The first participations only offered Luxembourg’s artists limited exhibition conditions: confined to the Padiglione Italia, which at the time hosted countries without pavilions. Then, in 1995 what appeared to be an inextricable situation - the eviction of countries without pavilions from the Giardini, the main site for the Biennale - turned to Luxembourg’s advantage. Finally, in 2003 to everyone’s surprise, the Luxembourg pavilion, installed since 1999 in a 15th century building known as the Ca’ del Duca, was awarded the Golden Lion for best national participation.
The exhibition Atelier Luxembourg - The Venice Biennale Projects 1988-2011 retraces the exceptional development of the presence of a small country in this international contemporary art event. As far as possible, it reconstructs the artistic projects as they were displayed in Venice, with the original artworks and the necessary adaptations for their exhibition in a museum context. Presented are the projects by Patricia Lippert and Moritz Ney (1988), Marie-Paule Feiereisen (1990), Jean-Marie Biwer and Bertrand Ney (1993), the pavilion Potemkin Lock by Bert Theis (1995), a reinterpretation of the installation Magazzinoby Luc Wolff (1997), Chewing and Folding in Venice by Simone Decker (1999), the installation Casa Mia by Doris Drescher (2001), the exhibition Air Conditioned by Su-Mei Tse (2003), Mondo Veneziano a movie by Antoine Prum (2005), the video installation Collision Zone by Gast Bouschet and Nadine Hilbert (2009) and the installation Le Cercle fermé by Martine Feipel and Jean Bechameil (2011).
Because it was intimately linked to the space of the Ca’ del Duca itself, the project Endless Lust by Jill Mercedes (2007) is only presented in the exhibition in the form of documentation.
The various presentations are accompanied by archive documents and filmed interviews specially produced for the occasion, in which the artists cast a retrospective gaze on their Venetian experience.
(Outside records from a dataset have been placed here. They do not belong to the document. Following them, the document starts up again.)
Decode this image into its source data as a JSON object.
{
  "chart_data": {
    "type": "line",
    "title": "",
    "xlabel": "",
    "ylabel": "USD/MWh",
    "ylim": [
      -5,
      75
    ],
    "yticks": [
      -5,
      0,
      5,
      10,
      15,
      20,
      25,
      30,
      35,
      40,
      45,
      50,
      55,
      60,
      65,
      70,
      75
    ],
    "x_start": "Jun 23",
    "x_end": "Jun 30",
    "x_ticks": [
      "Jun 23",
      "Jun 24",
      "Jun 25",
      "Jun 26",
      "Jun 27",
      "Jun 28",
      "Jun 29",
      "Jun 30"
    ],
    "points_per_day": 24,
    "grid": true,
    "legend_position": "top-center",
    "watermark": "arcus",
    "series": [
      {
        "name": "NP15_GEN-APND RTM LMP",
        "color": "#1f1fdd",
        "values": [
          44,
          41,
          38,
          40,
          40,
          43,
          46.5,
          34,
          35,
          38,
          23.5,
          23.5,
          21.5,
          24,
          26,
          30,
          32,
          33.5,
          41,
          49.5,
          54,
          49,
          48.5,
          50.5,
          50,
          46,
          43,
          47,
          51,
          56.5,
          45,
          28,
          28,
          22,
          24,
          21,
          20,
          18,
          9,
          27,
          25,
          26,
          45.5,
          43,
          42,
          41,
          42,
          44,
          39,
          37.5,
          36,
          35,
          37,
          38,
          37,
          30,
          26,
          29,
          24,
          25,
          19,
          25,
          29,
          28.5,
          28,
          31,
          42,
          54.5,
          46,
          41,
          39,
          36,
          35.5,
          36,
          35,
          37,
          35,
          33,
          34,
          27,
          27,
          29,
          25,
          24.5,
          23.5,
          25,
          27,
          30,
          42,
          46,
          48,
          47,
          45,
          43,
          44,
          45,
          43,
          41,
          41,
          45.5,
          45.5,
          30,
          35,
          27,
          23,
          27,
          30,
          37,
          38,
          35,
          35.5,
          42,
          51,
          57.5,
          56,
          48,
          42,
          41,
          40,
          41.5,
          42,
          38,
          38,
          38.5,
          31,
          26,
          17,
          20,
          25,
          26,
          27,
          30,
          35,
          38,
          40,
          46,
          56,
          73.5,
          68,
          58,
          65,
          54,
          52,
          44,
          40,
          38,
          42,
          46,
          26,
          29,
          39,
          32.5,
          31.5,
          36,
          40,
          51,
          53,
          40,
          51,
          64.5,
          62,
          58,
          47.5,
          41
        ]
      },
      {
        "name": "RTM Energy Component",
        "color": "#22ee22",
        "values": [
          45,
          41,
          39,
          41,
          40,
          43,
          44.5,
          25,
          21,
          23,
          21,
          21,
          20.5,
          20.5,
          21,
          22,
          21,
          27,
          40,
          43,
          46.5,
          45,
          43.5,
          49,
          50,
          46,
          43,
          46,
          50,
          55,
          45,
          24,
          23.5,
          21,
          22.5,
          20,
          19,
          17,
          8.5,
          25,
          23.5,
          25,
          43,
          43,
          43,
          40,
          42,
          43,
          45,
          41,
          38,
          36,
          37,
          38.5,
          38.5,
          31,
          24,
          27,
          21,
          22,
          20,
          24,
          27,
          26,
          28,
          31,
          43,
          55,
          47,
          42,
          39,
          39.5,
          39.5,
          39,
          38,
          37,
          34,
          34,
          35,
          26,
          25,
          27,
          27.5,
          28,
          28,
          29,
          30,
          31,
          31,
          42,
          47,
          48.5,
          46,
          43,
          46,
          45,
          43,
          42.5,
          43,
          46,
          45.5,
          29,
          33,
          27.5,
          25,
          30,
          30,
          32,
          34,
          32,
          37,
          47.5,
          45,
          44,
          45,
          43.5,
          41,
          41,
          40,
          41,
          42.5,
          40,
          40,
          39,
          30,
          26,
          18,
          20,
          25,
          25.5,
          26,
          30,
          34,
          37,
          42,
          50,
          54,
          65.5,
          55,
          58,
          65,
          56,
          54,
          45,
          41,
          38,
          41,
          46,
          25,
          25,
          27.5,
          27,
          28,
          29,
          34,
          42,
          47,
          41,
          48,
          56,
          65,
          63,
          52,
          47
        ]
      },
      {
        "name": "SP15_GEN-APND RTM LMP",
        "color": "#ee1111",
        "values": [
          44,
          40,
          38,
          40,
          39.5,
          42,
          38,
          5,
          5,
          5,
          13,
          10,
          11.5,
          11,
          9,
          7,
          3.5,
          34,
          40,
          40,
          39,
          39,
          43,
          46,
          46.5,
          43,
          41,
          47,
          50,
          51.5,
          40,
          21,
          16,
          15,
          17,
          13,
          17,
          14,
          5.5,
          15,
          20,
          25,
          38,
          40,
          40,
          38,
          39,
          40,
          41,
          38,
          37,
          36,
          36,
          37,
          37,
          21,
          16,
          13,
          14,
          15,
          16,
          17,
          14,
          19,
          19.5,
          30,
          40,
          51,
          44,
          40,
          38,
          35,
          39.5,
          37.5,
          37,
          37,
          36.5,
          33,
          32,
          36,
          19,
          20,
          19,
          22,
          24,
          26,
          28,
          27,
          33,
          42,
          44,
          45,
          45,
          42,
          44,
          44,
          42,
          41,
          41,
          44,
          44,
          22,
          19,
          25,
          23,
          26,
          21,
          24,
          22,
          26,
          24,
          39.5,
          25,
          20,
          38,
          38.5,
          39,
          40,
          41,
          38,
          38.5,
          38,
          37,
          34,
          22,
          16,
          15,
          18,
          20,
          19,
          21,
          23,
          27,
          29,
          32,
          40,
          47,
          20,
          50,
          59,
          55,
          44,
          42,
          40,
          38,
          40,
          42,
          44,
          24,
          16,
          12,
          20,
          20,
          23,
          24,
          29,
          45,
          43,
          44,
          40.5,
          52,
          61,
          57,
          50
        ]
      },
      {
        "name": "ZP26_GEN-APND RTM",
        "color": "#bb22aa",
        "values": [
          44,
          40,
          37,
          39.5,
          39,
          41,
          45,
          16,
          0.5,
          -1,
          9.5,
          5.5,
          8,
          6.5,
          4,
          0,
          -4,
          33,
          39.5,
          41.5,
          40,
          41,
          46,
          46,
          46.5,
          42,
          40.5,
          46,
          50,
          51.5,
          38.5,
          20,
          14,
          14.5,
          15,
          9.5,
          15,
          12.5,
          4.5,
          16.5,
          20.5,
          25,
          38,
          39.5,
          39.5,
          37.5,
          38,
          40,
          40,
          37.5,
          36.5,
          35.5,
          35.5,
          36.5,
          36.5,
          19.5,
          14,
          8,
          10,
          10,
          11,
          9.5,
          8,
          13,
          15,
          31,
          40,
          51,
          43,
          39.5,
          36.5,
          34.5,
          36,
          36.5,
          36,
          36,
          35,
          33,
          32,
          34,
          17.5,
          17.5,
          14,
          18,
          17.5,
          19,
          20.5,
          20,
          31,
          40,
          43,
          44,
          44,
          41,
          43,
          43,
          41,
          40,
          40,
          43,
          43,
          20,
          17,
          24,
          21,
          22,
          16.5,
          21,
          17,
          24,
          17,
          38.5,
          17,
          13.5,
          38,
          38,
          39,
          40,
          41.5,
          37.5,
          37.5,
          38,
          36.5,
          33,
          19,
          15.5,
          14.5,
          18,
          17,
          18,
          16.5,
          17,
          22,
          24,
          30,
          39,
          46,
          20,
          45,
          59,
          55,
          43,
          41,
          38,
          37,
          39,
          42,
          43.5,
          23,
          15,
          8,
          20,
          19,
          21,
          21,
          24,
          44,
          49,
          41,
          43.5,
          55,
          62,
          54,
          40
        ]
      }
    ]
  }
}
The considerable development of Luxembourg’s art scene over the last 25 years is indirectly reflected through the Biennales.
This exhibition is part of the framework of Atelier Luxembourg, an initiative including several exhibitions and projects focussed on artistic creativity in Luxembourg since 1945, developed in partnership with Casino Luxembourg - Forum d’art contemporain, the Centre national de l’audiovisuel (Dudelange), the Musée d’histoire de la Ville de Luxembourg, the Musée national d’histoire et d’art and Villa Vauban - Musée d’art de la Ville de Luxembourg.
Luxembourg’s 1956 participation in the Venice Biennale is currently on display at the Musée national d’histoire et d’art in Luxembourg (21/09/2012 - 20/01/2013).